0%

Learning to Perform Local Rewriting for Combinatorial Optimization

这篇文章提出了NeuRewriter的方法,使用强化学习中 actor-critic 的方式训练。

感觉类似于 “A Monte Carlo Policy Gradient Method with Local Search for Binary Optimization” 中的操作。当然了,NeuRewriter是最先提出来的,时间跨度基本都有4年了。

Reference: * Learning to Perform Local Rewriting for Combinatorial Optimization * github地址

Problem Setup

Let 𝒮 be the solution’s space of problem domain, and c : 𝒮 → ℝ be the cost function. The goal of optimization is to find arg mins ∈ 𝒮c(s). Formally, each solutionis a state, and each local region and the associated rule is an action.

Optimization as a rewriting problem. Let 𝒰 be the rewriting ruleset. Suppose st is the current solution (or state) at iteration t. We first compute a state-dependent region set Ω(st), then pick a region ωt ∈ Ω(st) using the region-picking policy πω(ωt ∣ st). We then pick a rewriting rule ut applicable to that region ωt using the rule-picking policy πu(ut ∣ st[ωt]), where st[ωt] is a subset of state st.

Ω(st) is a problem-dependent region set. For expression simplification, Ω(st) includes all sub-trees of the expression parse trees; for job scheduling, Ω(st) covers all job nodes for scheduling; and for vehicle routing, it includes all nodes in the route.

We then apply this rewriting rule ut ∈ 𝒰 to st[ωt], and obtain the next state st + 1= f(st, ωt, ut). Given an initial solution (or state) s0, our goal is to find a sequence of rewriting steps (s0, (ω0, u0)), (s1, (ω1, u1)), …, (sT − 1, (ωT − 1, uT − 1)), sT so that the final cost c(sT) is minimized.

In this part mention two new functions: region-picking and rule-picking, what’s mean of them? At the end of the following is rewriting rule. I need the accurate meaning of rewriting. Before this paper, same idea had been proposed by Halide.
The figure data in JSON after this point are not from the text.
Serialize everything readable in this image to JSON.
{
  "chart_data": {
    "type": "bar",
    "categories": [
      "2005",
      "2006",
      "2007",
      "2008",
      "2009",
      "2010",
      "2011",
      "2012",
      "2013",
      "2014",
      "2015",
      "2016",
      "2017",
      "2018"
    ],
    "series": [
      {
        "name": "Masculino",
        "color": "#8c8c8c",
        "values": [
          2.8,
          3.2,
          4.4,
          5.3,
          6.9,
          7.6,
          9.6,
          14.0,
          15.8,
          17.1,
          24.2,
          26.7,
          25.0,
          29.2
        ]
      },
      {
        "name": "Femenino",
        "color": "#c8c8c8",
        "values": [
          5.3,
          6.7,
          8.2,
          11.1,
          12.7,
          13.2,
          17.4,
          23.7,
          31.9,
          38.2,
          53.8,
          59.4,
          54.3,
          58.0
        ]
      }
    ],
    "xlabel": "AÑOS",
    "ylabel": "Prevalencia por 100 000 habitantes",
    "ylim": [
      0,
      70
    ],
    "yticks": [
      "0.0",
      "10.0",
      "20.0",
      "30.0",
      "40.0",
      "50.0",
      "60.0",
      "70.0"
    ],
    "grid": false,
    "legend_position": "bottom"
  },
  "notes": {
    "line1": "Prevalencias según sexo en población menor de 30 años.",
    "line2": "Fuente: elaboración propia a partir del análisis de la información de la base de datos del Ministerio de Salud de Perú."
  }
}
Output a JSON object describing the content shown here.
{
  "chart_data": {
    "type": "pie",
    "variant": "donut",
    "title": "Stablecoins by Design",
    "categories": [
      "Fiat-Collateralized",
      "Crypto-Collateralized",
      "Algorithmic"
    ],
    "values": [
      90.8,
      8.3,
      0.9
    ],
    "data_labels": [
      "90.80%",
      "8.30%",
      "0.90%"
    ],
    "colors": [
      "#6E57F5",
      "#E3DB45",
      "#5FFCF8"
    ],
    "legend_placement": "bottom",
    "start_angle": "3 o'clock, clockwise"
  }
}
Instead of searching from scratch, this work searches solution by iteratively applying local rewriting rules to the existing until convergence. Thus, rewriting formulation is suitable for such problem:

  • Easily find feasible solution.
  • Well-behaved local structures, which could be utilized to incrementally improve the solution. It’s a hard to satisfy feature in spin glass.

Three words means nedd to know: * region-picking * rule-picking * rewriting rule

Neural Rewriter Model

Model Overview

Above is the entire model framework. Show the pseudo-code below.

ForwardPass

Score predictor. Given the state st, the score predictor computes a score Q(st, ωt) for every ωt ∈ Ω(st), which measures the benefit of rewriting st[ωt]. A high score indicates that rewriting st[ωt] could be desirable.

In lines 2-10, I believe this algorithm resembles the Monte Carlo method; it initially establishes a probability distribution by Ωω and gets each score; then selects one from it. However, the choice is not entirely random—an acceptance probability is set. Through this process, high-quality data for learning are generated. Thus, region-picking function serves as a judgment function to assess whether the situation is favorable or not. The loss function of this par write as:

$$\begin{align} L_\omega(\theta)=\frac{1}{T} \sum_{t=0}^{T-1}\left(\sum_{t^{\prime}=t}^{T-1} \gamma^{t^{\prime}-t} r\left(s_t^{\prime},\left(\omega_t^{\prime}, u_t^{\prime}\right)\right)-Q\left(s_t, \omega_t ; \theta\right)\right)^2 \end{align}$$

Rule selector. Given st[ωt] to be rewritten, the rule-picking policy predicts a probability distribution πu(st[ωt]) over the entire ruleset 𝒰, and selects a rule ut ∈ 𝒰 to apply accordingly.

In lines 11-16, we will employ the Advantage Actor-Critic algorithm to train both the Rule-picking and Score-picking models. The primary network we aim to obtain is the Rule-picking model, which will assist us in addressing subsequent problems.

$$\begin{align} \Delta\left(s_t,\left(\omega_t, u_t\right)\right) &\equiv \sum_{t^{\prime}=t}^{T-1} \gamma^{t^{\prime}-t} r\left(s_t^{\prime},\left(\omega_t^{\prime}, u_t^{\prime}\right)\right)-Q\left(s_t, \omega_t ; \theta\right) \\ L_u(\phi)&=-\sum_{t=0}^{T-1} \Delta\left(s_t,\left(\omega_t, u_t\right)\right) \log \pi_u\left(u_t \mid s_t\left[\omega_t\right] ; \phi\right) \\ L(\theta, \phi)&=L_u(\phi)+\alpha L_\omega(\theta) \end{align}$$

The rewriting rule merely changes the description method; in fact, it addresses the same issue, similar to the gauge theory in the SK model.